TECH BREAK: Virtual reality makes splash, but not ready for prime time
- Companies are finding efficiencies and cost savings in using virtual reality gear for tasks such as training workers or designing products.
- A delivery truck driver crash in virtual reality, for example, is harmless compared to what might happen in the real world.
- HTC demonstrations included VR software to coach people on public speaking.
Virtual reality showed off its spectacular side at the Consumer Electronics Show this week, whisking people onto hockey arenas, baseball fields and even into the internet with animated film trouble-maker "Wreck-it Ralph."
But even with the impressive visuals, VR appeared to be in the slow lane toward mass adoption, according to analysts and industry attendees at the massive technology trade show.
"VR is not dying or failing; it is continuing to progress well," said Dan O'Brien, Americas region general manager at Taiwan-based HTC, which makes Vive virtual reality gear.
"We see the gap between how people are using VR and how they use their other computing devices, and we are working really hard to solve for those things so we can really bring it to mass market adoption."
HTC packed a casino ballroom with virtual reality experiences, some of which showed off eye-tracking capabilities newly built into Vive.
"Home Run Derby" created by US Major League Baseball let people step up to a virtual home plate and hit balls out of a digital park.
Fidelity Investments let people step into financial portfolios, entering a digital world where share prices were all around.
HTC is working with Firefox browser maker Mozilla and Amazon's cloud services team to enable websites to provide online access using eye-popping virtual reality.
While O'Brien wouldn't specify figures, he said Vive sales were steadily growing, with interest heating up for business or professional use.
"It's not mainstream, and it shouldn't be mainstream this year," O'Brien said.
Companies are finding efficiencies and cost savings in using virtual reality gear for tasks such as training workers or designing products.
A delivery truck driver crash in virtual reality, for example, is harmless compared to what might happen in the real world.
HTC demonstrations included VR software to coach people on public speaking.
"There will be a significant number of people who are introduced to VR in either an arcade or an office," O'Brien said.
The Void VR system offers arcade-style experiences in several countries, overlaying virtual worlds on real rooms to let people move about as they might if really in the fantasy.
Void experiences in Las Vegas included plays on "Wreck-it Ralph" and "Star Wars" films.
Hurricane 360 VR shown off at CES combined the technology and a multiperson chair manipulated by robotic arms to take people on wild amusement park rides -- eliciting exhilarated cries.
Sense Arena set up a VR hockey rink where people tried to send pucks past a virtual goalie.
VR was also being used for medical treatment and diagnostics such as managing pain or diagnosing brain impairments, and to allow senior citizens to "travel" to far-flung destinations.
Startups touted accessories from foot gear for moving through virtual settings to a Teslasuit that let wearers feel what happens in faux environs.

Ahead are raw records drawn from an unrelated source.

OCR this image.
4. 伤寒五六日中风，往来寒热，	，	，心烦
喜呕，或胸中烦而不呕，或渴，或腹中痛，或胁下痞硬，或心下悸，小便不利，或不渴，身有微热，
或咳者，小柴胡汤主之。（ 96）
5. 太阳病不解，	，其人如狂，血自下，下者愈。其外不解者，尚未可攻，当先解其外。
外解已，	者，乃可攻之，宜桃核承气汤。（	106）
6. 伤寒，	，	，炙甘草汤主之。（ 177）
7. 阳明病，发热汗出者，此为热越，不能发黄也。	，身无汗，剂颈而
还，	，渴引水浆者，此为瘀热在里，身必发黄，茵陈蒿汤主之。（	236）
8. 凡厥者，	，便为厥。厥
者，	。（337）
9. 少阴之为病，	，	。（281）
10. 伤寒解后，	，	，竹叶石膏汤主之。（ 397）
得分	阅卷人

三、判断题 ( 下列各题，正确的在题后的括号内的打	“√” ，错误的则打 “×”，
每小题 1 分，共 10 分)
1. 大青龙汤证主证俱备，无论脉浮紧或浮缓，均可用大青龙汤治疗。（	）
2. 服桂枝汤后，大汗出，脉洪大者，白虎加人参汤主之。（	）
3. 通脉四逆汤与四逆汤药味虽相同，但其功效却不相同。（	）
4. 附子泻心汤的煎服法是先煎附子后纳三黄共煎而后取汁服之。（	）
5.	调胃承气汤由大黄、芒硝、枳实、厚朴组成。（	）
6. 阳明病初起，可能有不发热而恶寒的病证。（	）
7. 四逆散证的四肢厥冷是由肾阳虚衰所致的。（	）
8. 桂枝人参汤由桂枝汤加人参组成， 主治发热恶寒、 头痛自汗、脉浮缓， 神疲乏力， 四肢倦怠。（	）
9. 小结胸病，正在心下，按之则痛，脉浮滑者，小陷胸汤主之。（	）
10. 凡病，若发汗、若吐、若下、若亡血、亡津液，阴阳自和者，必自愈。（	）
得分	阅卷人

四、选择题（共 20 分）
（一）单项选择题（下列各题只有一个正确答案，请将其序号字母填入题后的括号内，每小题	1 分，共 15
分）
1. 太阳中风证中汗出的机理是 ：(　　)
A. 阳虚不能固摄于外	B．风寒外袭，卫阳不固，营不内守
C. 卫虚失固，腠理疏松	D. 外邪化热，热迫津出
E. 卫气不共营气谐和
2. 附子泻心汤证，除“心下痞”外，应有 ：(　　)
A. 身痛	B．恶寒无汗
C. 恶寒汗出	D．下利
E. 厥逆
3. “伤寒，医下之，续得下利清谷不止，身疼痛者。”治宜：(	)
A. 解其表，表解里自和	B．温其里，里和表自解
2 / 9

"So, if you are playing 'Red Dead Redemption 2' and someone punches you in the gut, you are going to feel it in your stomach," Consumer Technology Association senior director Ben Arnold quipped in reference to Teslasuit.
Most of the VR offerings on the show floor were aimed at gamers, notorious early adopters of tech the provides intense play.
The fact that there was a virtual and augmented realities section on the CES show floor is a promising sign, according to Gartner principal analyst Tuong Nguyen.
"People have been waiting a long time for this," Nguyen said.
Despite high expectations, more time is needed for VR hardware and software to become untethered, simple, and magically immersive, according to the analyst.
Facebook this year is to release an Oculus Quest VR headset with power to handle the intensive graphics of digital worlds without being plugged into a computer.
VR gear remains pricey, especially considering it is limited mostly to gaming, so is a tough sell for the mass market, according to Nguyen.
And, the analyst noted, graphics lags in VR can make some people nauseous.
Ari Grobman, chief executive of Israeli optics specialty firm Lumus, foresaw the coming of glasses that can overlay digital data on the world around a wearer, but convert as desired for VR experiences.
"Ultimately, you'll have a hero device that will converge augmented and virtual realities," Grobman told AFP.